Curator's Note
As part of Film Comment’s guilty pleasures series, scriptwriter David Newman confessed, "I’m ASHAMED of [these films]. I KNOW they stink. And still I love them. Do you know what it takes to admit that in public? Guts don’t come cheap in the cinématheque, pal." Guts are not inexpensive in the télétheque, either. And yet, when In Media Res called for confessions of guilty television pleasures I knew I had to step forward and say, "I watch America's Funniest Home Videos and I laugh until tears roll down my cheeks." Oh, sure, one could make claims for the cultural significance of AFV: an obvious harbinger of both reality television and YouTube. Yes, there's no doubt of AFV's cultural significance, but there's also no doubt of the egregiousness of AFV's original host, Bob Saget—the Full House actor whose attempts to reinvent himself, through The Aristocrats, as a comic who works blue have just confirmed his egregiousness. And no one could dispute that AFV trades in the currency of low comedy. The multitudinous videos of men and boys having their testicles assailed provide ample evidence of that. I didn't discover the pleasures of AFV until I began watching it with the sound off. Working at a radio station that kept a TV in the control room for the purposes of monitoring weather radar, I would sometimes channel surf as I spun CDs.
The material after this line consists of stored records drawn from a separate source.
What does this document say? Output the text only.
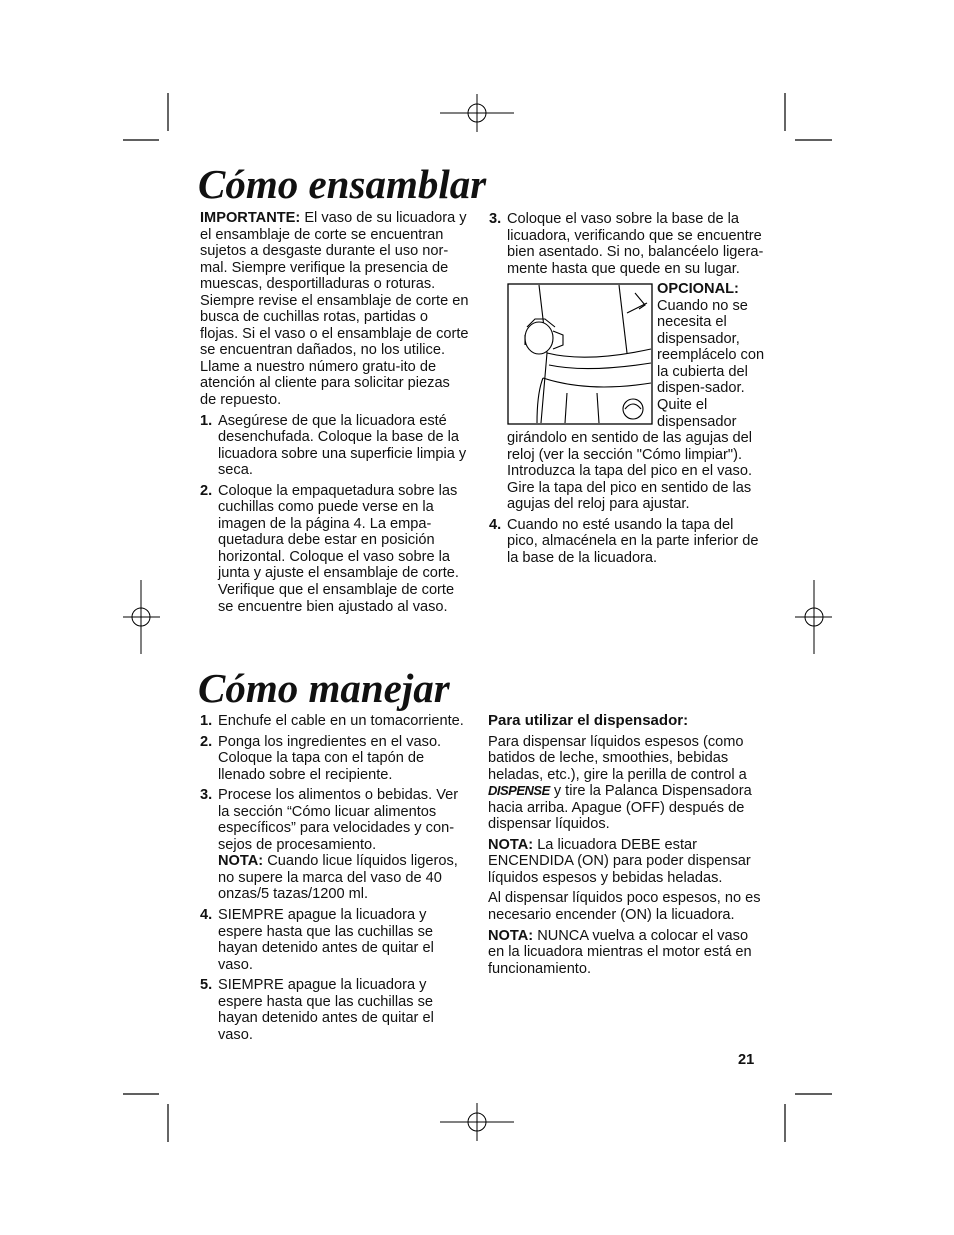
Cómo ensamblar

IMPORTANTE: El vaso de su licuadora y el ensamblaje de corte se encuentran sujetos a desgaste durante el uso nor-mal. Siempre verifique la presencia de muescas, desportilladuras o roturas. Siempre revise el ensamblaje de corte en busca de cuchillas rotas, partidas o flojas. Si el vaso o el ensamblaje de corte se encuentran dañados, no los utilice. Llame a nuestro número gratu-ito de atención al cliente para solicitar piezas de repuesto.

1. Asegúrese de que la licuadora esté desenchufada. Coloque la base de la licuadora sobre una superficie limpia y seca.
2. Coloque la empaquetadura sobre las cuchillas como puede verse en la imagen de la página 4. La empa-quetadura debe estar en posición horizontal. Coloque el vaso sobre la junta y ajuste el ensamblaje de corte. Verifique que el ensamblaje de corte se encuentre bien ajustado al vaso.
3. Coloque el vaso sobre la base de la licuadora, verificando que se encuentre bien asentado. Si no, balancéelo ligera-mente hasta que quede en su lugar.
OPCIONAL: Cuando no se necesita el dispensador, reemplácelo con la cubierta del dispen-sador. Quite el dispensador girándolo en sentido de las agujas del reloj (ver la sección "Cómo limpiar"). Introduzca la tapa del pico en el vaso. Gire la tapa del pico en sentido de las agujas del reloj para ajustar.
4. Cuando no esté usando la tapa del pico, almacénela en la parte inferior de la base de la licuadora.
Cómo manejar
1. Enchufe el cable en un tomacorriente.
2. Ponga los ingredientes en el vaso. Coloque la tapa con el tapón de llenado sobre el recipiente.
3. Procese los alimentos o bebidas. Ver la sección “Cómo licuar alimentos específicos” para velocidades y con-sejos de procesamiento.
NOTA: Cuando licue líquidos ligeros, no supere la marca del vaso de 40 onzas/5 tazas/1200 ml.
4. SIEMPRE apague la licuadora y espere hasta que las cuchillas se hayan detenido antes de quitar el vaso.
5. SIEMPRE apague la licuadora y espere hasta que las cuchillas se hayan detenido antes de quitar el vaso.

Para utilizar el dispensador:

Para dispensar líquidos espesos (como batidos de leche, smoothies, bebidas heladas, etc.), gire la perilla de control a DISPENSE y tire la Palanca Dispensadora hacia arriba. Apague (OFF) después de dispensar líquidos.

NOTA: La licuadora DEBE estar ENCENDIDA (ON) para poder dispensar líquidos espesos y bebidas heladas.

Al dispensar líquidos poco espesos, no es necesario encender (ON) la licuadora.

NOTA: NUNCA vuelva a colocar el vaso en la licuadora mientras el motor está en funcionamiento.

21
Freed from the tyranny of Sagetisms, I could take pleasure in the Buster Keatonesque moves of toddlers upended by toboggans, their little legs making perfect V's in the air. I could enjoy the travails of knuckleheads botching home repairs that cause walls to tumble around them. (Again, the Keaton comparisons were inevitable; but see also the Lumières' Démolition d'un mur.) And the clip montages—collecting dozens of piñata catastrophes, for example—would have made Eisenstein proud. Viewing AFV as silent cinema, I found pleasure amid the guilt. Later, I discovered AFV's audio pleasures—as in the giggling quadruplets in this $100,000 prize winner. Recently, AFV has begun presenting its videos online in their raw form, without narration, music or sound effects. One suspects they might soon be viewed without any guilt whatsoever.
Comments
Very fun clip. This week's
Very fun clip. This week's videos has revealed and reinforced to me the personal nature of the guilty pleasure. I don't think I would feel too guilty about liking any of the other four items under discussion. I have never seen Contact but have liked other movies by Zemeckis and don't feel bad about it. I love Gilmore Girls. Hex looks like fun. And AFV is hilarious, though I haven't watched in years. And so I find our explanations for our guilt, our justifications for liking the things we think we shouldn't, to be more revealing than the objects themselves. For instance, Jeremy, you begin with a reference to Film Comment, which you also quote in your title. This tells me the standards you might have in mind when you watch AFV. But why do you/we value these standards? And why might we want or not want to adopt a cinephile approach to TV, especially when cinephiles tend to assume that television is beneath cinema?
Good point, Michael. I
Good point, Michael. I didn't feel at all guilty watching and enjoying the Ying Yang Twins video, and I imagine that's because I didn't connect to it in the same way you did. I found it pleasing, but not a pleasure - I enjoyed it, but I don't feel pulled to watch it again. Similarly, the quadruplets trigger my "aww, cute" reflex, but I don't need to seek out other giggling baby videos once this one ends. If the videos that become pleasures for us are the ones that connect more intimately with some part of our brains, then the guilty pleasures must make contact with the parts we don't always want to acknowledge. Identifying them as pleasures reminds us of the guilt, but publicly acknowledging them as such confirms it, despite the fact that no one else would be likely to identify the point of connection based on the particular work. Suddenly, I'm feeling a little exposed.